En 2022 également, l’Afrique du Sud a commencé à employer des hydrophones pour lutter contre la pêche illégale.
Les hydrophones peuvent enregistrer les sons, depuis les bulles des adeptes de la plongée bouteille jusqu’aux moteurs de navire et aux bombes utilisées dans la pêche à l’explosif. Les hydrophones avertissent les systèmes informatiques exploités par des agences de police si les sons indiquent la possibilité d’un crime dans ou près d’une zone marine protégée (MPA).
À la fin de l’année, les hydrophones ont été stratégiquement submergés dans les MPA du pays. L’académie FishFORCE de l’université Nelson Mandela a lancé ce projet.
Des partenariats établis
FishFORCE a aussi collaboré avec Sea Monster, société du Cap engagée dans les technologies immersives, pour développer un jeu virtuel conçu pour le personnel de la police des pêches. Ce jeu offre aux policiers une série de scénarios pour leur enseigner comment effectuer des inspections de navire afin qu’ils ne perdent pas les procès liés à la pêche illégale à cause de vides de procédure.
Il est mis à la disposition des partenaires de l’académie : les Comores, le Kenya, Madagascar, Maurice, le Mozambique, la Namibie, la Réunion, les Seychelles et la Tanzanie.

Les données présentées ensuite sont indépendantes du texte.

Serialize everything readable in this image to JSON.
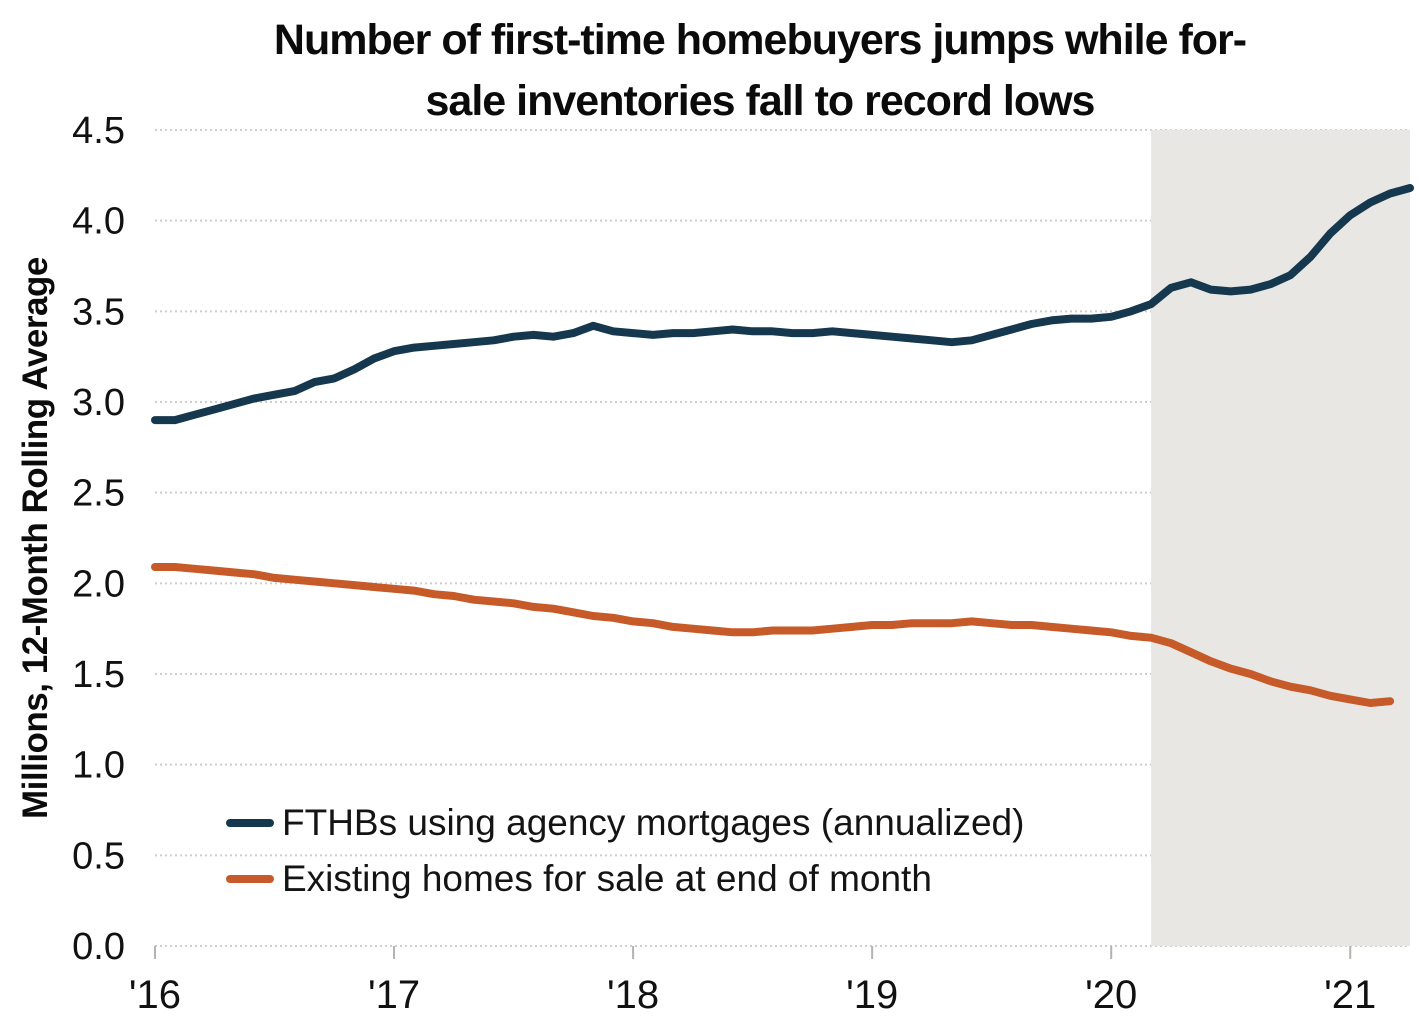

L’Afrique australe et l’Afrique de l’Est perdent annuellement plus de 717 millions de dollars à cause de la pêche INN, selon des recherches conduites par l’Organisation des Nations unies pour l’alimentation et l’agriculture.
Le Bénin est le premier pays africain ayant décidé de partager ouvertement ses données sur les vaisseaux de pêche actifs dans ses eaux territoriales en établissant un partenariat avec Global Fishing Watch (GFW) en mai dernier.
Le Bénin a créé un système de surveillance de navire (VMS) et partage ses données par l’intermédiaire de la carte de GFW. Jusqu’à l’établissement du système VMS du Bénin, le partenariat a aidé à traquer tous les vaisseaux de pêche actifs dans les eaux béninoises en employant un système d’identification automatique, ainsi que les navires situés dans les eaux adjacentes hors de la zone économique exclusive du Bénin.
Gaston Cossi Dossouhoui, ministre béninois de l’Agriculture, du Bétail et de la Pêche, a déclaré dans une annonce de presse : « Grâce à notre partenariat avec Global Fishing Watch, nous pouvons renforcer nos capacités de surveillance des activités de pêche, appliquer la loi et démontrer notre engagement envers la transparence pour soutenir l’économie des océans. »
En 2022 aussi, le centre régional de surveillance, contrôle et vigilance (RMCSC) a aidé le Bénin, la Côte d’Ivoire, le Ghana, le Liberia, le Nigeria et le Togo à gérer leur secteur de la pêche. Le centre situé à Tema (Ghana) est équipé de systèmes de traque des navires et peut collecter des données sur les vaisseaux de pêche autorisés dans la région.
« L’établissement du RMCSC nous rapproche d’une stratégie coordonnée pour entreprendre des actions communes, y compris les patrouilles pour améliorer la sécurité dans le domaine maritime de notre région », déclare Séraphin Dédi, secrétaire général du Comité des pêcheries pour le golfe de Guinée Centre-Ouest.